3. How to promote reasonable expectations.
It should be the duty of IHEs to establish a set of rights and responsibilities as well as fully explain what students and parents can expect from their institution. The online shoe company Zappos is known for offering trainees $2,000 to NOT work for the company. They do this to ensure that all employees are there because they truly believe in the vision of the company, and will truly contribute to the company's culture and core values. Likewise, I think it is crucial to be honest and up-front about what is expected of a student at that particular institution AND what the student can expect from their school. This conversation should be revisited throughout a student's college career. Miller, Bender, Schuh and Associates offer more insight on how IHEs can align student and institutional views of the college experience.
4. How to make the experience prestigious and sacrosanct again.
It was not all that entirely too long ago that college and university students would all go to class in business casual wear. Going to the cafeteria was almost a formal occasion in which students would dress up and be on their absolute best behavior. And I'm not simply referring to the elite Ivy League-type schools. This also included public institutions all around the country. Now students go to class un-showered, adorned in pajamas and flip-flops. Granted, you don't have to be clad in a suit and tie to learn the liberal arts, but I think there is something to be said about the perception that colleges and universities once conveyed. Aside from a smattering of "old school" institutional culture across the country, that sense of prestige and formality is all but gone.
Anyone that can fill out an admission application and pay a fee has the ability to attend numerous institutions without any question. Does it dilute the product if anyone can attend (especially when statistics illustrate that many high school graduates are not all that ready or prepared for the experience)? Does this become a more salient issue when more tax-paying dollars are being spent on individuals that are not taking the experience all that seriously (potentially depriving more worthy students, who may have a greater financial need)?
5. How to capitalize upon educational psychology and student development theory.
Theory should inform practice. However, there are scores of administrators and faculty members alike that do not have a grasp of the literature that illustrate how students best learn, develop, and benefit from the college environment. With an ever-growing, diverse student body attending our nation's colleges and universities, it is crucial for all higher education employees to have a working knowledge of student success research.
Does a mechanic need to know how to drive an automobile in order to know how to repair an automobile? Not necessarily. But knowing how to drive an automobile will offer other insights that can indeed lead the mechanic to troubleshoot and potentially repair the automobile more quickly and soundly. In regard to knowing student development and learning theory, I would say the same would hold true for physics professors, admissions and financial aid counselors, theatre arts professors, and every other employee at the university.

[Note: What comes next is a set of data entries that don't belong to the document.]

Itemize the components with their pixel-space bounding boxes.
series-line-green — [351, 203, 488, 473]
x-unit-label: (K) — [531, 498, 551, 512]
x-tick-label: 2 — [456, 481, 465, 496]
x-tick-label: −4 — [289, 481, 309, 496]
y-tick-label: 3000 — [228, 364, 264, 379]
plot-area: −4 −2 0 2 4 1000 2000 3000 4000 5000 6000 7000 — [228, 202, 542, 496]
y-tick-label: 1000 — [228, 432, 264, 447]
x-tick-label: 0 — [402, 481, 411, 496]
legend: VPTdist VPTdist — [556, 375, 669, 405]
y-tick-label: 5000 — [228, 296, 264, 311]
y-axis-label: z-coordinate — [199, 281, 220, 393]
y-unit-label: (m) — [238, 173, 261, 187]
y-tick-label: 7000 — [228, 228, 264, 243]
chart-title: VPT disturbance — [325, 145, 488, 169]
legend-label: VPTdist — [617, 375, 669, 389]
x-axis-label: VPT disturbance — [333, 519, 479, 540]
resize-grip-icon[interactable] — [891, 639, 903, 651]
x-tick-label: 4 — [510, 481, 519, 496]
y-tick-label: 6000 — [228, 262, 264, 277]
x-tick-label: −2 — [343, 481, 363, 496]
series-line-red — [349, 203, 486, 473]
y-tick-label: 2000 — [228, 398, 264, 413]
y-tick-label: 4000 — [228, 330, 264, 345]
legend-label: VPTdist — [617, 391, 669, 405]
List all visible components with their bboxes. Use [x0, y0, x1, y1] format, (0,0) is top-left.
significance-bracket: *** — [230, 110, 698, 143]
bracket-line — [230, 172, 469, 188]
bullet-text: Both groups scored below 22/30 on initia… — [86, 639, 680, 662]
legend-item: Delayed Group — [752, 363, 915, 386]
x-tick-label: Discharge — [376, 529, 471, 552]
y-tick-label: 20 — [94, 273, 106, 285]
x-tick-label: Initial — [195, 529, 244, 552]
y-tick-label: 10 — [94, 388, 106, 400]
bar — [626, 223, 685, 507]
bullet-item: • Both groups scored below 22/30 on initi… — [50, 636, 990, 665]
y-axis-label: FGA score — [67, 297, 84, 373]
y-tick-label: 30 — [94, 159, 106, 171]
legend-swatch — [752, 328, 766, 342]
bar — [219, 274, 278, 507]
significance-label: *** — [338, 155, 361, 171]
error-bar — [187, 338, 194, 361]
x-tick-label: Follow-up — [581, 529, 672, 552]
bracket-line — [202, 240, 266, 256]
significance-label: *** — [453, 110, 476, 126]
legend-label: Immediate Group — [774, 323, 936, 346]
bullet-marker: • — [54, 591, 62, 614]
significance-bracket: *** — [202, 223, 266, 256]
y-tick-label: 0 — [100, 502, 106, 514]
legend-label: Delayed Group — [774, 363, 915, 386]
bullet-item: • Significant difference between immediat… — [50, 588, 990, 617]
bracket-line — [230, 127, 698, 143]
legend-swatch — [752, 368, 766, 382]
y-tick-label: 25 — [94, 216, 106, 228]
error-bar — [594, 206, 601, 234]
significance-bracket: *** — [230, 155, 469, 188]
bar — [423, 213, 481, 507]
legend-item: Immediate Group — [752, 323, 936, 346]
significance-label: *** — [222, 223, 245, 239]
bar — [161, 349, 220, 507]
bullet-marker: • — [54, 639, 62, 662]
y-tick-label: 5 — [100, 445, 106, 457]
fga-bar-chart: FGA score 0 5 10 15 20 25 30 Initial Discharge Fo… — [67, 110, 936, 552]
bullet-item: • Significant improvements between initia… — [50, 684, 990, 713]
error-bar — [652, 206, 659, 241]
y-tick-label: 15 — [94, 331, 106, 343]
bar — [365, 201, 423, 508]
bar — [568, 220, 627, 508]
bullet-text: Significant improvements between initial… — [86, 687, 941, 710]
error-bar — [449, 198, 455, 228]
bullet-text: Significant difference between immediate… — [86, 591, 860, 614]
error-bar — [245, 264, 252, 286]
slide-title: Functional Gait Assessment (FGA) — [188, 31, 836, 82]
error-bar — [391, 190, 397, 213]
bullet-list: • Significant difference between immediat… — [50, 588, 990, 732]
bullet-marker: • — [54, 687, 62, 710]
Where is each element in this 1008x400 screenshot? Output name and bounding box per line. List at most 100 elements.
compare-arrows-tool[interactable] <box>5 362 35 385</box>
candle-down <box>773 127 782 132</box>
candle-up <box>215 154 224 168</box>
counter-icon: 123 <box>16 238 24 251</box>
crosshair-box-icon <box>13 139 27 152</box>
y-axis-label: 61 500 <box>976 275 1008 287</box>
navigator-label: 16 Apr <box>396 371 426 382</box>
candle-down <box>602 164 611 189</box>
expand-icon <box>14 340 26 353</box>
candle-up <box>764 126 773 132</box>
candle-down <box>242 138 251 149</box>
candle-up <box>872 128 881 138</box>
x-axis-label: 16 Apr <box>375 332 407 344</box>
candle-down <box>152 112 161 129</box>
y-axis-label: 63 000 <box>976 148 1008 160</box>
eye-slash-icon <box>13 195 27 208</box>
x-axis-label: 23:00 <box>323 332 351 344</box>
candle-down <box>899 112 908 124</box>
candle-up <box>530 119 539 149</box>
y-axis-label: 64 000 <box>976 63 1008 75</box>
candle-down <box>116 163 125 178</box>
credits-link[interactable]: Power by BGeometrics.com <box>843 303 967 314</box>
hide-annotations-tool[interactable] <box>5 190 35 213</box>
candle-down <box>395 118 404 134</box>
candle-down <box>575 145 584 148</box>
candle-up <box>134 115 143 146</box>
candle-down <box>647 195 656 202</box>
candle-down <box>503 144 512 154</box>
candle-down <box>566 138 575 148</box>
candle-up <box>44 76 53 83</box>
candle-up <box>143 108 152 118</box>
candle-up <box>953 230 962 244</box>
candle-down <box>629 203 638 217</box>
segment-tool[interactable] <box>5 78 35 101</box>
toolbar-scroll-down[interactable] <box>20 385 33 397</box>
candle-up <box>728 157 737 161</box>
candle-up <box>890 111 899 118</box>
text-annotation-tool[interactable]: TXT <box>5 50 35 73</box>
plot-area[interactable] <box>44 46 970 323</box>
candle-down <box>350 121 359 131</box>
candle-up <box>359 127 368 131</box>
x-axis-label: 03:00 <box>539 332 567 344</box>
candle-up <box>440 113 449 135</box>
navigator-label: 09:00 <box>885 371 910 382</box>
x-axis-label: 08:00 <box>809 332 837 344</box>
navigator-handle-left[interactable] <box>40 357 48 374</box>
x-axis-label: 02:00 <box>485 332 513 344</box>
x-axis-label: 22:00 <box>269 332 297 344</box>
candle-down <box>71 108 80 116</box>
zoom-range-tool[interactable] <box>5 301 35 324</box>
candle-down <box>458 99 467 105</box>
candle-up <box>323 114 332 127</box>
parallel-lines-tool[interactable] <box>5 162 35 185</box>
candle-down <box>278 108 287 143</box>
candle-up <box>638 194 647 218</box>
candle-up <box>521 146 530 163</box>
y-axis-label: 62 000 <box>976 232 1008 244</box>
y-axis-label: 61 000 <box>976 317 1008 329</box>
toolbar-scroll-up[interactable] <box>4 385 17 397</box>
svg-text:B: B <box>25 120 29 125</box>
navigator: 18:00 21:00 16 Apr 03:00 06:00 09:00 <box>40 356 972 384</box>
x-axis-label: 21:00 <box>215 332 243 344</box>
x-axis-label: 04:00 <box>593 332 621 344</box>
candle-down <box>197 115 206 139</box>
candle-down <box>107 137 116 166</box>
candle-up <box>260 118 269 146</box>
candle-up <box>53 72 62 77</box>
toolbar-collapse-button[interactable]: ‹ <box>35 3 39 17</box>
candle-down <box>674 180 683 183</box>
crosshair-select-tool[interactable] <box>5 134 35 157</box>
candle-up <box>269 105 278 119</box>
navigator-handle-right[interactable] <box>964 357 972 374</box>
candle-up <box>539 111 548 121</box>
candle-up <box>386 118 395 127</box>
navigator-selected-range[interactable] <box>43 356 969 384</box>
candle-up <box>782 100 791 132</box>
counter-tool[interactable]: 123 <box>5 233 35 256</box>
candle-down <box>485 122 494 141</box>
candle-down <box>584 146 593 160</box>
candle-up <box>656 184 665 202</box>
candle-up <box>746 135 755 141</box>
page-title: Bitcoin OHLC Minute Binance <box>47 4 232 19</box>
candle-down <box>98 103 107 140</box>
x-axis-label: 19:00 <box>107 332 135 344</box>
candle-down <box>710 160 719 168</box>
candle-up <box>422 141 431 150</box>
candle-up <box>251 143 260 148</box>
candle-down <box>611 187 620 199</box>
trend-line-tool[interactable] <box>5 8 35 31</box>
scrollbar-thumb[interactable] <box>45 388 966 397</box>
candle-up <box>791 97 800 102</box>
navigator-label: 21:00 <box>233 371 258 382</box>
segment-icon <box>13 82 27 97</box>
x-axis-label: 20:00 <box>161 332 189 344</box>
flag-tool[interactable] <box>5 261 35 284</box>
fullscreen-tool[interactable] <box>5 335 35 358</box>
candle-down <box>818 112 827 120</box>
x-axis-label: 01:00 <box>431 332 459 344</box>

Some may balk at this assertion, but in actuality every interaction at the institution is a potential learning opportunity, and shaping the institutional environment will ultimately affect what a student takes away from their college career. This is not to say that every higher education employee needs to have a doctorate in ed. psych or college student development; but again, there needs to be a coordinated effort of institutions in having EVERYONE participate in the student outcomes discussion.